I was raised in Laguna (LBHS '62!), as was my dad (class of '35!) and my cousin (class of '55!). I left in 1978 and haven't been back in over 10 years. However, there will always be a little piece of Laguna residing in my soul! It's still one of the most beautiful spots on earth.
I was shocked to see on the news all of the mini-mansions that have been built in what used to be a small, quaint, picturesque area. Along with this past winter's rains and the many earthquakes over the years, I have to wonder if the plethora of building has caused even more instability along that hillside...the proverbial straw that broke the camels back, so to speak. I heard that there is a $6M home affected that was sold just a few weeks ago. Any truth to that rumor? Jeez...a $6M home in Bluebird Canyon? Really? That isn't what Bluebird Canyon's about. Well, it didn't used to be, anyway!
My heart goes out to the victims who had been living in that area for decades...those with mortgages (almost) paid off; those who were living in their retirement savings and about to retire; those who didn't ask for the area to be overbuilt.
Thanks so much for your blog. I was really hoping to find a resident's take on the situation. Great job!
Laguna phony town. Get what they deserve. More coming........with the gace of God.
Never call for the "gace of God." You just might get it and it is a heavy gace that smites the heathen without remorse.
Ah, as the Corvette Club is often fond of saying when challenged about the expense of their hobby, "You can't race a house." Well, obviously, you can surf one. I prefer to do it on a big sheet of cardboard on a grassy slope. However, I am not rich as the Lagunites are/were. Ken
Hmmm...I'll probably have to deal with something not dissimilar to this when The Big One hits here in San Francisco.
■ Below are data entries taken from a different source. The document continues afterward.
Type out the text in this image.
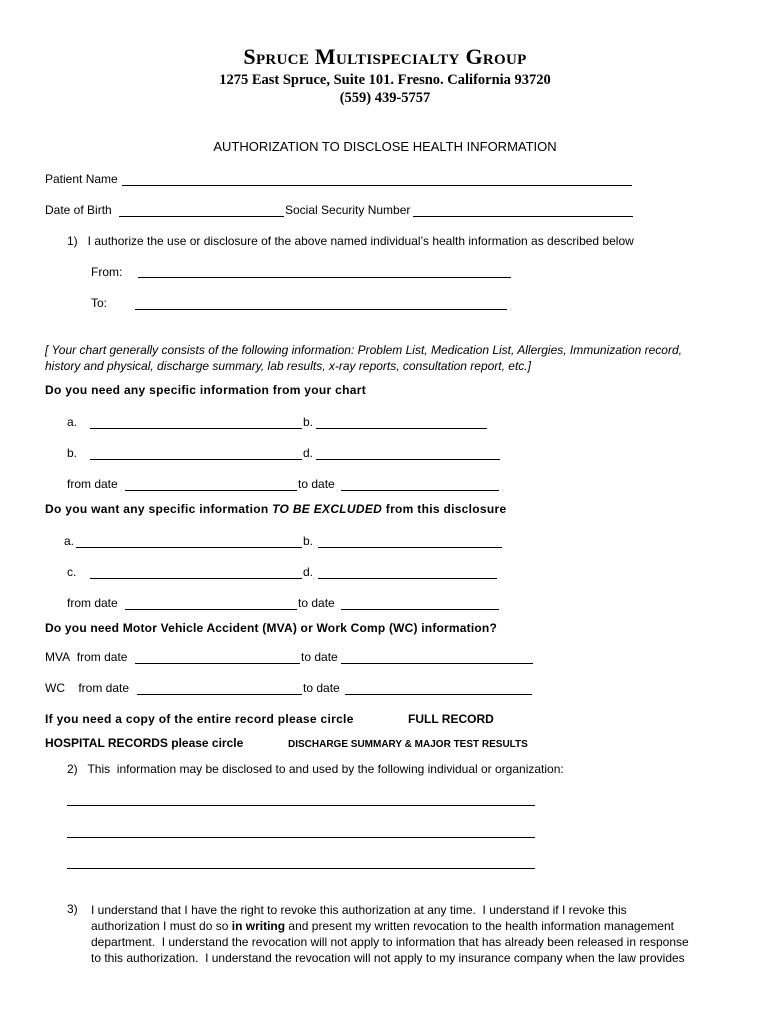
Spruce Multispecialty Group
1275 East Spruce, Suite 101. Fresno. California 93720
(559) 439-5757
AUTHORIZATION TO DISCLOSE HEALTH INFORMATION
Patient Name
Date of Birth	Social Security Number
1)   I authorize the use or disclosure of the above named individual’s health information as described below
From:
To:
[ Your chart generally consists of the following information: Problem List, Medication List, Allergies, Immunization record,
history and physical, discharge summary, lab results, x-ray reports, consultation report, etc.]
Do you need any specific information from your chart
a.	b.
b.	d.
from date	to date
Do you want any specific information TO BE EXCLUDED from this disclosure
a.	b.
c.	d.
from date	to date
Do you need Motor Vehicle Accident (MVA) or Work Comp (WC) information?
MVA  from date	to date
WC    from date	to date
If you need a copy of the entire record please circle	FULL RECORD
HOSPITAL RECORDS please circle	DISCHARGE SUMMARY & MAJOR TEST RESULTS
2)   This  information may be disclosed to and used by the following individual or organization:
3) I understand that I have the right to revoke this authorization at any time.  I understand if I revoke this
authorization I must do so in writing and present my written revocation to the health information management
department.  I understand the revocation will not apply to information that has already been released in response
to this authorization.  I understand the revocation will not apply to my insurance company when the law provides
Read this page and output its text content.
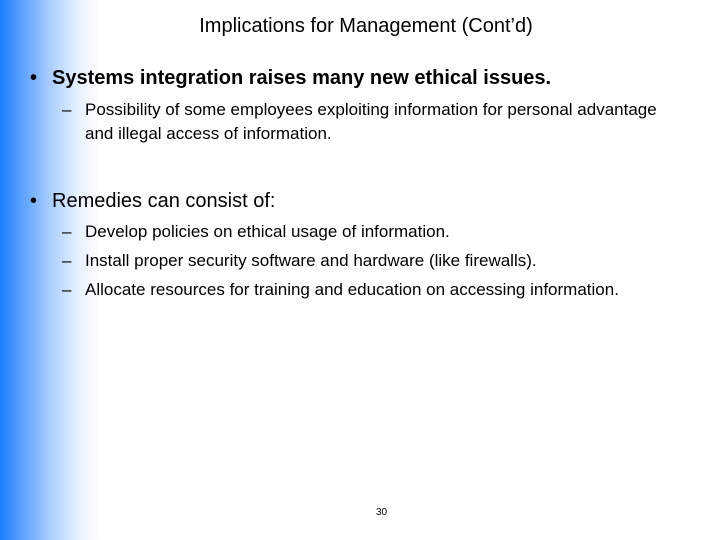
Implications for Management (Cont’d)
• Systems integration raises many new ethical issues.
– Possibility of some employees exploiting information for personal advantage and illegal access of information.
• Remedies can consist of:
– Develop policies on ethical usage of information.
– Install proper security software and hardware (like firewalls).
– Allocate resources for training and education on accessing information.
30
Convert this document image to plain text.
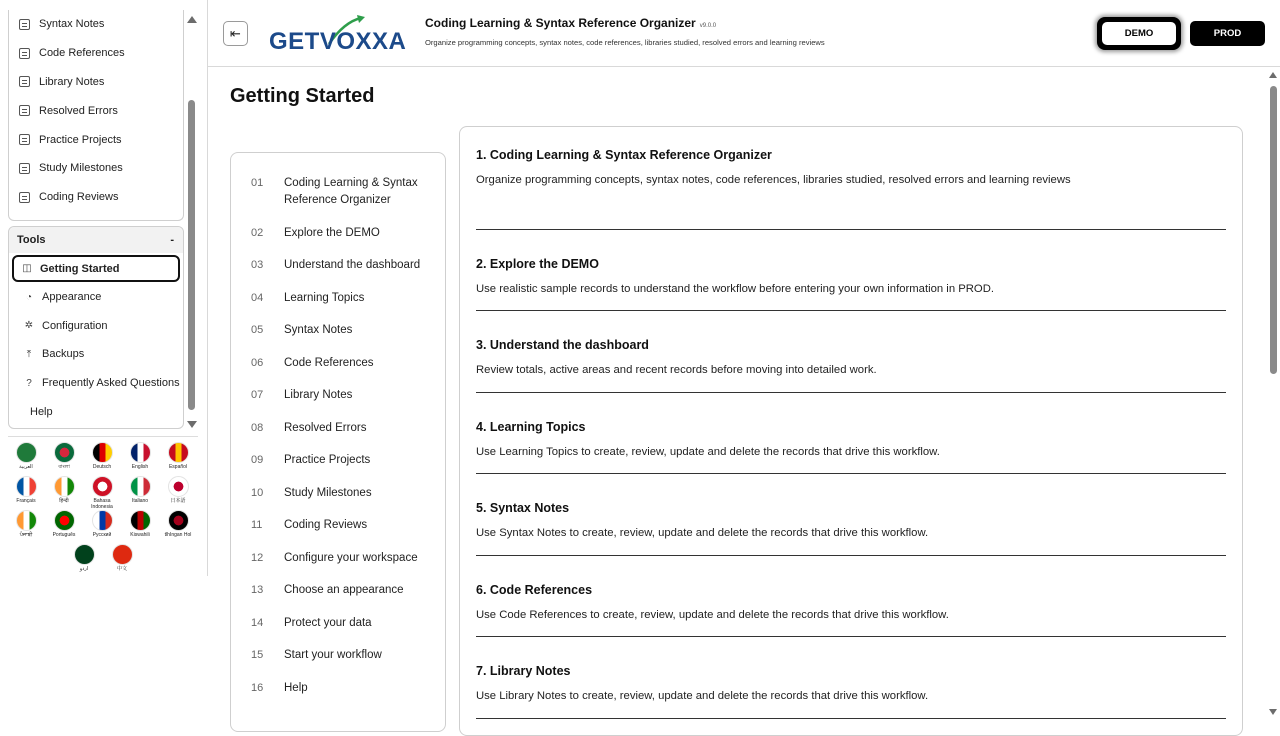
Syntax Notes
Code References
Library Notes
Resolved Errors
Practice Projects
Study Milestones
Coding Reviews
Tools	-
◫ Getting Started
◔ Appearance
✲ Configuration
⤒ Backups
? Frequently Asked Questions
Help
العربية	বাংলা	Deutsch	English	Español
Français	हिन्दी	Bahasa Indonesia
Italiano	日本語
ਪੰਜਾਬੀ	Português	Русский	Kiswahili	tlhIngan Hol
اردو	中文
⇤ GETVOXXA
Coding Learning & Syntax Reference Organizer v9.0.0
Organize programming concepts, syntax notes, code references, libraries studied, resolved errors and learning reviews
DEMO	PROD
Getting Started
01	Coding Learning & Syntax Reference Organizer
02	Explore the DEMO
03	Understand the dashboard
04	Learning Topics
05	Syntax Notes
06	Code References
07	Library Notes
08	Resolved Errors
09	Practice Projects
10	Study Milestones
11	Coding Reviews
12	Configure your workspace
13	Choose an appearance
14	Protect your data
15	Start your workflow
16	Help
1. Coding Learning & Syntax Reference Organizer

Organize programming concepts, syntax notes, code references, libraries studied, resolved errors and learning reviews

2. Explore the DEMO

Use realistic sample records to understand the workflow before entering your own information in PROD.

3. Understand the dashboard

Review totals, active areas and recent records before moving into detailed work.

4. Learning Topics

Use Learning Topics to create, review, update and delete the records that drive this workflow.

5. Syntax Notes

Use Syntax Notes to create, review, update and delete the records that drive this workflow.

6. Code References

Use Code References to create, review, update and delete the records that drive this workflow.

7. Library Notes

Use Library Notes to create, review, update and delete the records that drive this workflow.
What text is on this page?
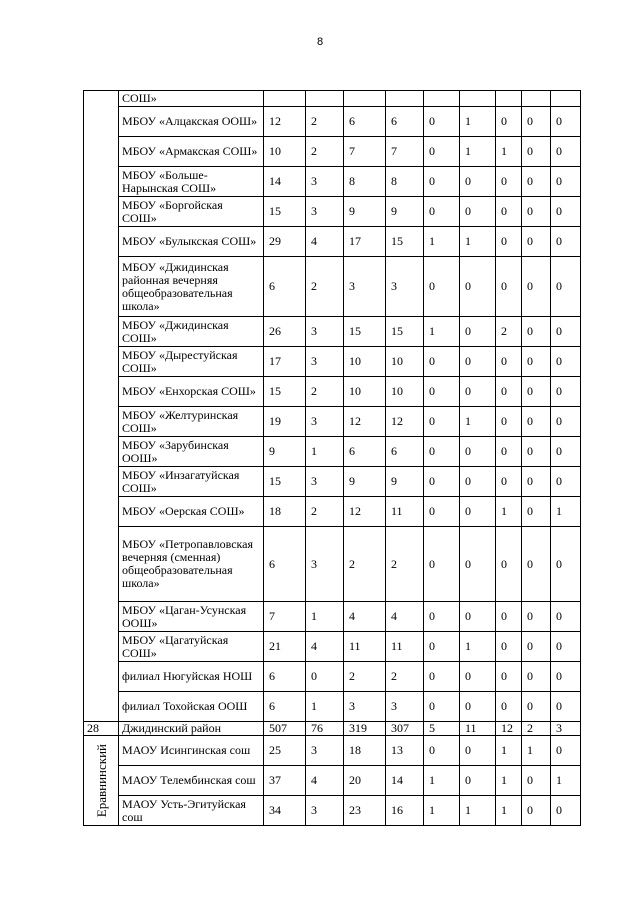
8
	СОШ»									
	МБОУ «Алцакская ООШ»	12	2	6	6	0	1	0	0	0
	МБОУ «Армакская СОШ»	10	2	7	7	0	1	1	0	0
	МБОУ «Больше-Нарынская СОШ»	14	3	8	8	0	0	0	0	0
	МБОУ «Боргойская СОШ»	15	3	9	9	0	0	0	0	0
	МБОУ «Булыкская СОШ»	29	4	17	15	1	1	0	0	0
	МБОУ «Джидинская районная вечерняя общеобразовательная школа»	6	2	3	3	0	0	0	0	0
	МБОУ «Джидинская СОШ»	26	3	15	15	1	0	2	0	0
	МБОУ «Дырестуйская СОШ»	17	3	10	10	0	0	0	0	0
	МБОУ «Енхорская СОШ»	15	2	10	10	0	0	0	0	0
	МБОУ «Желтуринская СОШ»	19	3	12	12	0	1	0	0	0
	МБОУ «Зарубинская ООШ»	9	1	6	6	0	0	0	0	0
	МБОУ «Инзагатуйская СОШ»	15	3	9	9	0	0	0	0	0
	МБОУ «Оерская СОШ»	18	2	12	11	0	0	1	0	1
	МБОУ «Петропавловская вечерняя (сменная) общеобразовательная школа»	6	3	2	2	0	0	0	0	0
	МБОУ «Цаган-Усунская ООШ»	7	1	4	4	0	0	0	0	0
	МБОУ «Цагатуйская СОШ»	21	4	11	11	0	1	0	0	0
	филиал Нюгуйская НОШ	6	0	2	2	0	0	0	0	0
	филиал Тохойская ООШ	6	1	3	3	0	0	0	0	0
28	Джидинский район	507	76	319	307	5	11	12	2	3

Еравнинский	МАОУ Исингинская сош	25	3	18	13	0	0	1	1	0
	МАОУ Телембинская сош	37	4	20	14	1	0	1	0	1
	МАОУ Усть-Эгитуйская сош	34	3	23	16	1	1	1	0	0
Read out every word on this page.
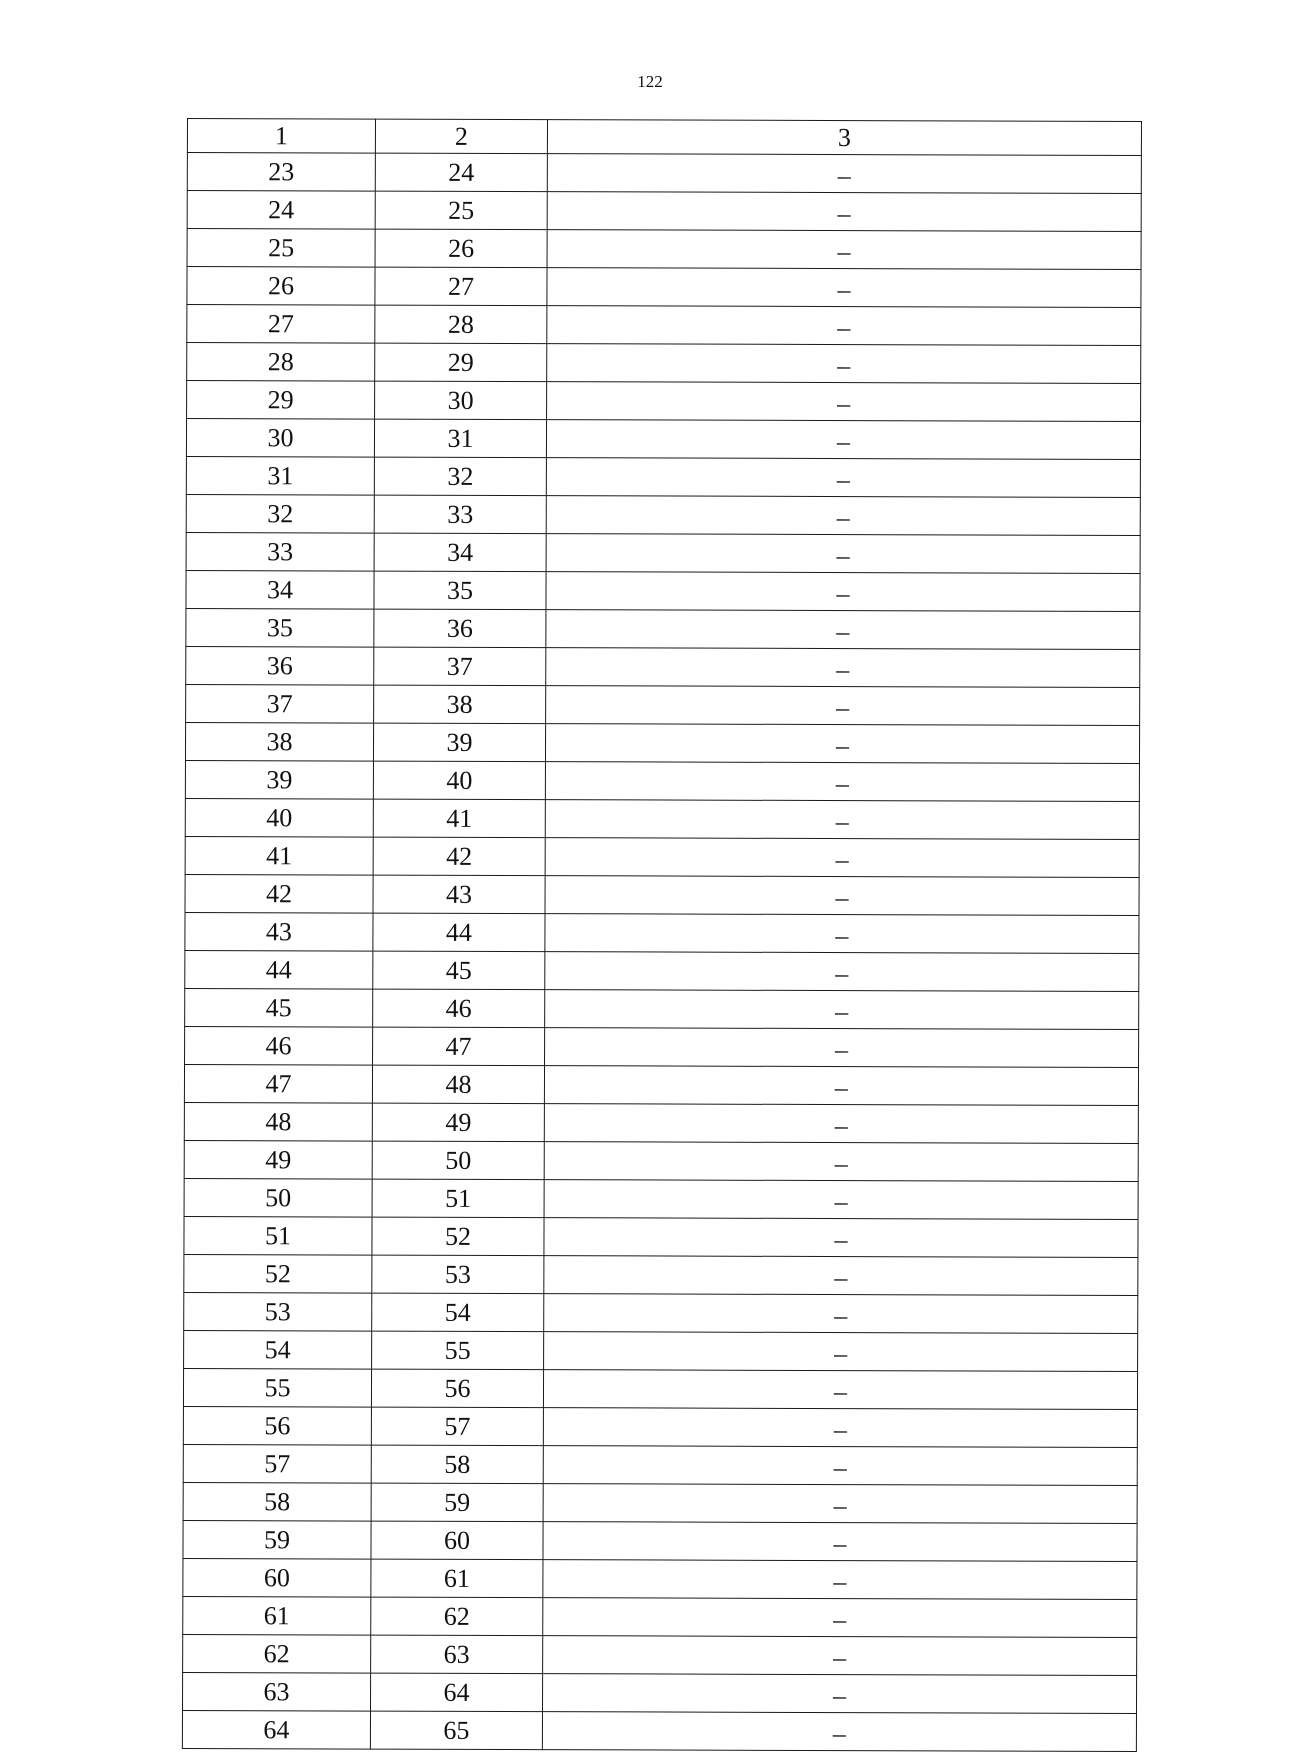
122
1	2	3
23	24	–
24	25	–
25	26	–
26	27	–
27	28	–
28	29	–
29	30	–
30	31	–
31	32	–
32	33	–
33	34	–
34	35	–
35	36	–
36	37	–
37	38	–
38	39	–
39	40	–
40	41	–
41	42	–
42	43	–
43	44	–
44	45	–
45	46	–
46	47	–
47	48	–
48	49	–
49	50	–
50	51	–
51	52	–
52	53	–
53	54	–
54	55	–
55	56	–
56	57	–
57	58	–
58	59	–
59	60	–
60	61	–
61	62	–
62	63	–
63	64	–
64	65	–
I guess it's a living in California thing...
What amazed and angered me the most about mayor Pearson-Schneider going on TV begging for donations is that she is the mayor of the city that gives $30,000 to the Illegal workers site in the canyon every year! Those workers are not Laguna Beach residents and not even American citizens. Laguna Beach can certainly come up with the dollars to help illegals, but when it comes to their own residents then they beg others for donations.
In the future why doesn't Pearson-Schneider give city's money to our residents and let the illegal workers support their "park" by begging for donations!
I just hope it'll not happen again....
Thank you, Gerard, for writing such an interesting article. It probably gave me more of an insight to an American way of thinking than anything for years. I am an American who has been living in Germany for nearly 30 years, so my everyday experience is far removed from the USA. My kids and I visit Laguna Beach relatively often as my mother lives up in Foothill Ranch. It is one of our most favorite locations on the planet, hard to image that anyone really just lives there. Your article has a humourous vein but I never had the feeling that you didn't care. I even learned a new word .."blogger".. and so it goes. I've just taken a glance at my Kurt Vonnegut collection on my bookshelf..I think it's time to do a re-read... I looked at some more photos of the affected houses and some certainly didn't seem to be inhabited by just the wealthy. Wayne Shorter once said to me, "Pick yourself up by your own bootstrap"..it's easier to do when you have solid footing. Thanks again. Keith
Couple of questions and comments...firstly I am very happy to hear that u are indeed ok physically.
SECONDLY~who doesn't like chocolate!
And finally really my only question actually, do u watch the show on MTV titled "laguna beach?" I am curious to know if u know if anyone from the cast or crew were affected by this horrible tragedy. You cannot fool mother nature!